A person presumed significantly overexposed to external radiation should be removed promptly from the hazardous area. Such a person should not be allowed to return to work involving radiation unless it is evident that radiation damage will not result. If investigation indicates that the overexposure may be serious, the exposed person should be referred to a physician qualified to ascertain the extent of the radiation injury, if any.

(b) Ingestion

Persons swallowing radioactive solutions should be treated as for poisoning. The material should be removed by an emetic or by stomach pump, and the residue rendered insoluble to reduce absorption. Addition of carrier element may be indicated. Blood samples and subsequent urine samples should be analyzed to compute the body content of contaminant. Where this approximates the maximum permissible load, radical corrective procedures are indicated. Similar protocol applies to other forms of potential intake described below.

(c) Surface Contamination

Persons splashed with active solutions should wash the affected parts immediately, and if still contaminated, apply recognized decontaminating agents. Where the chemistry of the active solution is not immediately known, an application of titanium dioxide paste, or a saturated solution of potassium permanganate followed by a 5-percent sodium bisulfite solution rinse, is frequently effective. Care should be taken to ensure that no activity is left under the fingernails.

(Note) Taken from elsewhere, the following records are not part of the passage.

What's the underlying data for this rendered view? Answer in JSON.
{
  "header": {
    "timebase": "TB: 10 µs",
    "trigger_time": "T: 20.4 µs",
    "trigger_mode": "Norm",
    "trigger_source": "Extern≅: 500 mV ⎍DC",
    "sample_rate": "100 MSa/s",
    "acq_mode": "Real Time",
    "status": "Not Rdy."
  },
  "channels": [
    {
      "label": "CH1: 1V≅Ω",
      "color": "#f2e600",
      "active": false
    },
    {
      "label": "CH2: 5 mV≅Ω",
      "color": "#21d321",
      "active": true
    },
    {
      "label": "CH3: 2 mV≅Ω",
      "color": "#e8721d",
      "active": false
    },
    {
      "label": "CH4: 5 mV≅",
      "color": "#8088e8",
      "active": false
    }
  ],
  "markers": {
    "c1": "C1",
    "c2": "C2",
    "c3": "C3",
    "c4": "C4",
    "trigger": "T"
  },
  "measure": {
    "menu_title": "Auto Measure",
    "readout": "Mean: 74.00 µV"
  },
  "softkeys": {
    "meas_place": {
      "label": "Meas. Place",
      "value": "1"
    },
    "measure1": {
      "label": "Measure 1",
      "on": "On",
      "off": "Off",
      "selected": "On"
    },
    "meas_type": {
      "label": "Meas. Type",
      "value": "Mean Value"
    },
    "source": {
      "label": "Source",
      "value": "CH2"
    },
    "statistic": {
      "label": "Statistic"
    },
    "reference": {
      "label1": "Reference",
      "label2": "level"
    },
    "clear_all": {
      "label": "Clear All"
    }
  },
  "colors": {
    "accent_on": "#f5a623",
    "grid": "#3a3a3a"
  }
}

When the hand is known to be contaminated with a small spot of high specific activity, it is better not to wash the hand, as this unnecessarily spreads the contamination. Such spots are removed by masking off the surrounding areas, and by cleaning the affected part with cotton applicators dipped in suitable decontaminants. Care should be taken not to scratch or erode through the epidermal skin layer when scrubbing the body to remove surface contamination.